Currently available mass-produced “off-the-shelf” lasers have not been designed with catalysis applications in mind, Christopher said, “because you can’t systematically pulse them on and off with as much control as you would like to have in terms of speed and wavelength.”

Now Christopher will collaborate with UCSB professors Shuji Nakamura, who won the 2014 Nobel Prize in Physics for inventing the blue LED on a gallium nitride (GaN) substrate, and laser expert Steven DenBaars, who with Nakamura co-directs the Solid State Lighting & Energy Electronics Center (SLEEC) at UCSB, to develop custom lasers intended to power more efficient photon-driven catalytic processes.

“We told Phil that we can help make the lasers in a way that will allow for greater control over how quickly they modulate on and off, how the output of the light is controlled directionally, and how we can tailor the emission wavelength to match the catalysis energy needed,” DenBaars said. “Rather than buying off-the-shelf lasers that have limited operational capabilities, we think we can take it to the next level and provide him with something that can be tailored specifically for this application.”

“Photo catalysis requires a high-power laser of a specific wavelength, and commercially available lasers have limited wavelength and output powers that are not enough for the application,” said Nakamura. “We will address that by building purpose-specific laser structures with quantum-well active layers on a special crystal orientation of a GaN ‘semi-polar’ substrate.”

“We will be developing novel laser diodes in the blue light to UV range having wavelengths optimized to drive specific catalytic reactions with greater energy efficiency than can be achieved using heat alone,” DenBaars added. 

One challenge in the realm of light-driven catalysis is that the process is hard to scale for industrial applications because light doesn’t penetrate very deeply into a catalyst bed. As a result, Christopher explained, “There are only small volumes [of the material] where a reaction can take place, so, we will be looking at a custom laser designed for high-efficiency operation of relatively small distributed applications. It does, however, allow us to increase by an as-yet unknown amount the efficiency with which electricity is converted to the energy source — in the form of photons — that drives the chemistry.” 

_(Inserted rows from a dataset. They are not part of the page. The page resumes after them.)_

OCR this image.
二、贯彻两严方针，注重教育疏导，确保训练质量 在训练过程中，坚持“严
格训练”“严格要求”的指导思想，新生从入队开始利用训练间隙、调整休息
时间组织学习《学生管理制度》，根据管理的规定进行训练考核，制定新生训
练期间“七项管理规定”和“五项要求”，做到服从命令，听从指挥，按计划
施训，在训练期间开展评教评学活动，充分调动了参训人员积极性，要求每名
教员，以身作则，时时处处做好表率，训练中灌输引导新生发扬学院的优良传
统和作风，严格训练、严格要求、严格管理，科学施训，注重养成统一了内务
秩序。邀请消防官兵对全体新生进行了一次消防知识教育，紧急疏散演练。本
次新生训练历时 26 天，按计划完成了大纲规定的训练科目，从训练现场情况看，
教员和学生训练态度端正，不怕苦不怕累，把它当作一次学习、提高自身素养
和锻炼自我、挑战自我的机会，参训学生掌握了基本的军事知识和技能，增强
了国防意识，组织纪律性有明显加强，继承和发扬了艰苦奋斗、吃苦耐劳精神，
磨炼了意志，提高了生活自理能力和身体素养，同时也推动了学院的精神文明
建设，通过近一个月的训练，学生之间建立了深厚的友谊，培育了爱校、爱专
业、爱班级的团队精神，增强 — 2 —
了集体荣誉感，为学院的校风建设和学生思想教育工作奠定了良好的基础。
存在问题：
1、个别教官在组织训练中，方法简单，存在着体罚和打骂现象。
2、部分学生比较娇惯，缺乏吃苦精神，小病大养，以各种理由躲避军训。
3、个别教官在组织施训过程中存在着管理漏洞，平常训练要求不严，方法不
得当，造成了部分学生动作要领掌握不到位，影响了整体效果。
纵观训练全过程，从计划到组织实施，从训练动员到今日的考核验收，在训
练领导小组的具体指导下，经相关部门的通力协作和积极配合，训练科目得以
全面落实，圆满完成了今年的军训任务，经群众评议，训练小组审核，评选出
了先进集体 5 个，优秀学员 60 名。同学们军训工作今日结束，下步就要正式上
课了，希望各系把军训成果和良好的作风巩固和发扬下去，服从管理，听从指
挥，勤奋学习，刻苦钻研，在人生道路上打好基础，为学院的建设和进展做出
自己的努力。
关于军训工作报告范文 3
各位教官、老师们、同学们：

The three researchers plan to perform experiments comparing how efficiently off-the-shelf LED lasers drive catalytic chemistry with the efficiency of custom-made lasers. One possible application of this work is the burgeoning interest in making hydrogen on-site without releasing emissions. As Christopher explained, some people do that by cracking ammonia (NH3), releasing hydrogen and benign nitrogen gas. An immediate goal of the seed-funded research is to “tailor the LED laser operation to promote the energy efficiency of this reaction.”